Вот светит луна, бегут по небу предутренние облака. Не будь здесь сейчас Степанова и этой палатки, все было бы точно так же. Ничего бы в природе не из-менилось. Этому небу все равно: был ли на свете Медведь, не был ли. Луна вот так же светила не одну тысячу лет назад, и будет еще светить. А Медведя нет… Будут Степанов, Иванов, Сидоров, Петров. Даже Медведь, Внук, правнук, просто однофамилец. Другой Алешка. А тот остался в восьмидесятом. И хоть будет лежать он в Красной Знаменке на Полтавщине, для Степанова и Мартынова Алешка и через двадцать лет останется в Кабуле.

«До чего жe все странно, — рассуждал Степанов. — Родился украинский мальчик, а где-то, за тысячи километров, афганский. Жили себе, росли, любили, ненавидели, радовались, печалились… И не думал, и не знал ни один из них: ни тот об этом, ни этот о том, что когда-нибудь их сведет судьба. Афганский, может, доживет еще до глубокой старости, и будет тайно или явно гордиться тем, что убил одного (а может, и не одного) кафира. А украинский к тому времени…

Посадят у могилы Медведя березку. Корни ее будут врастать все глубже и глубже… Оторвется осенью листик, полетит по ветру… А в нем — частица праха Алешки…

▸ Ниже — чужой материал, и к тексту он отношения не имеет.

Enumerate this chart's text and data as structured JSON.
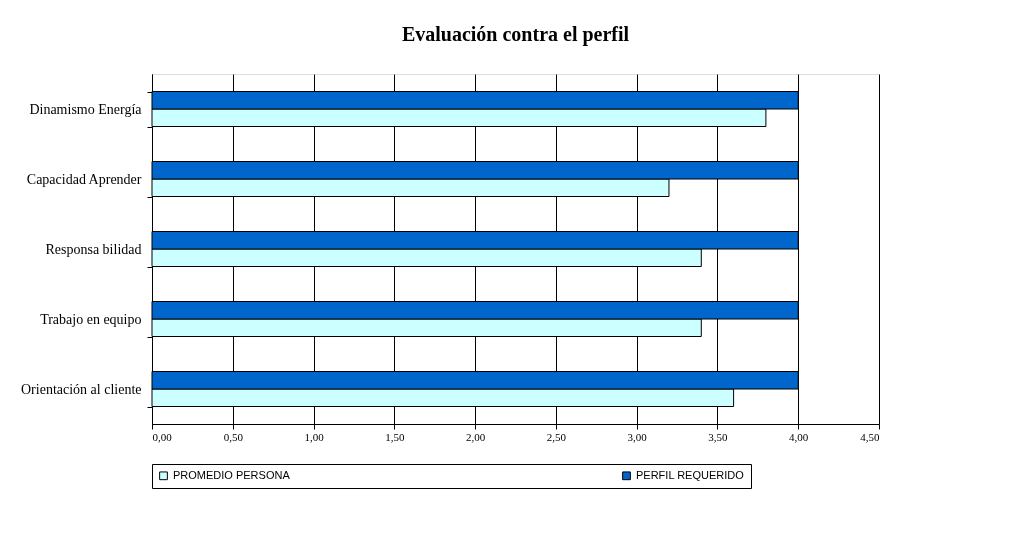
{
  "chart_data": {
    "type": "bar",
    "orientation": "horizontal",
    "title": "Evaluación contra el perfil",
    "categories": [
      "Dinamismo Energía",
      "Capacidad Aprender",
      "Responsa bilidad",
      "Trabajo en equipo",
      "Orientación al cliente"
    ],
    "series": [
      {
        "name": "PROMEDIO PERSONA",
        "color": "#ccffff",
        "values": [
          3.8,
          3.2,
          3.4,
          3.4,
          3.6
        ]
      },
      {
        "name": "PERFIL REQUERIDO",
        "color": "#0066cc",
        "values": [
          4.0,
          4.0,
          4.0,
          4.0,
          4.0
        ]
      }
    ],
    "xlim": [
      0,
      4.5
    ],
    "xticks": [
      {
        "value": 0,
        "label": "0,00"
      },
      {
        "value": 0.5,
        "label": "0,50"
      },
      {
        "value": 1,
        "label": "1,00"
      },
      {
        "value": 1.5,
        "label": "1,50"
      },
      {
        "value": 2,
        "label": "2,00"
      },
      {
        "value": 2.5,
        "label": "2,50"
      },
      {
        "value": 3,
        "label": "3,00"
      },
      {
        "value": 3.5,
        "label": "3,50"
      },
      {
        "value": 4,
        "label": "4,00"
      },
      {
        "value": 4.5,
        "label": "4,50"
      }
    ],
    "grid": "x",
    "legend": "bottom"
  }
}
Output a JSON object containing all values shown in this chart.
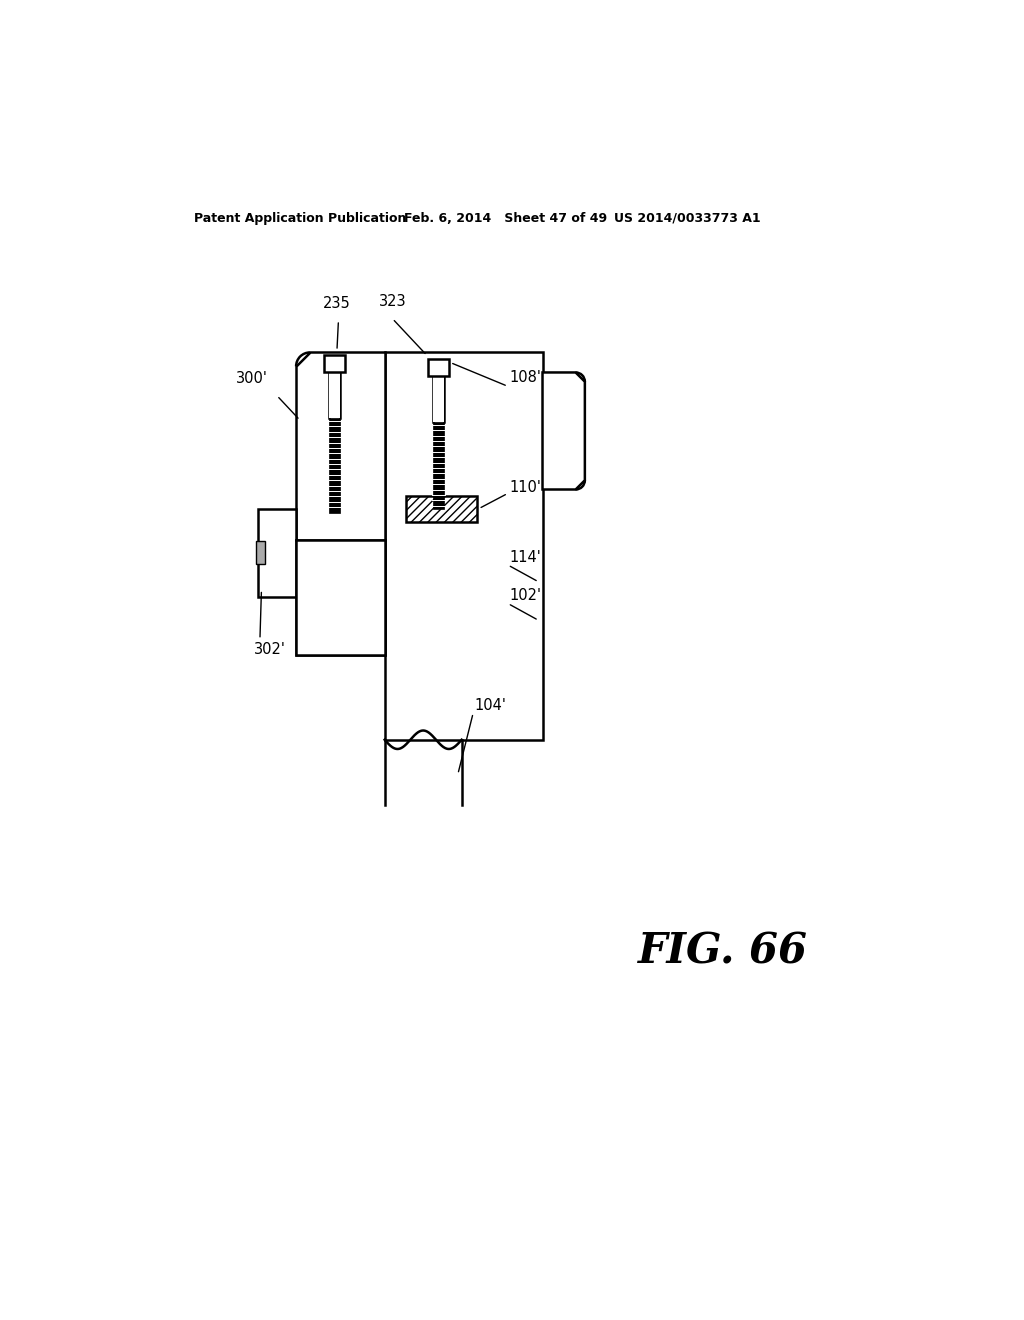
{
  "header_left": "Patent Application Publication",
  "header_mid": "Feb. 6, 2014   Sheet 47 of 49",
  "header_right": "US 2014/0033773 A1",
  "fig_label": "FIG. 66",
  "bg_color": "#ffffff",
  "line_color": "#000000"
}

Почему так устроена психология людей? Отдельный человек не может убить, украсть, оклеветать… Это не только аморально, это преступление. Но отчего те же заповеди отвергаются государствами? Ведь они тоже состоят из конкретных людей… Так нет. Здесь по-другому. КЛЕВЕТА МОжет называться идеологической борьбой, воровство — аннексиями, чем-то еще, убийство — войной… Наверное, самые большие пацифисты — это военные. В душе, конечно. Они-то знают, что стоит человеческая жизнь на войне. Впрочем, кто вообще имеет право оценивать ее? Да и есть ли такой эквивалент… Все люди вроде бы во многом одинаковы. Внешне, по поступкам, по характерам. Но это вроде бы. Вот посмотрит Степанов на опавший листик и скажет: «Красный». Глянет на него Мартынов и тоже подтвердит: «Да, красный». Кажется, что тут необычного? Все правильно. Но вдруг Николай видит этот красный цвет таким, каким, например, Степанов зеленый? Для Мартынова этот зеленый с рождения означает красный, а для Алексея красный — он и есть красный. И никакого противоречия. Оба называют вещи одинаковыми именами, а видят их совершенно по-разному. Это только для дальтоников все синее — и небо, и люди, и дома, и груши… Несложно догадаться, что скажет на сей счет наука. Сейчас все можно просчитать, проверить. Но кто пробовал думать мозгами Алешки Медведя, кому удалось посмотреть на мир его голубыми глазами, кто слушал музыку его ушами, прикасался к губам любимой женщины его губами… Никто. Только Алешка Медведь. Но его уже нет, не будет и через десять лет… Никогда больше не будет. Ни-ког-да!..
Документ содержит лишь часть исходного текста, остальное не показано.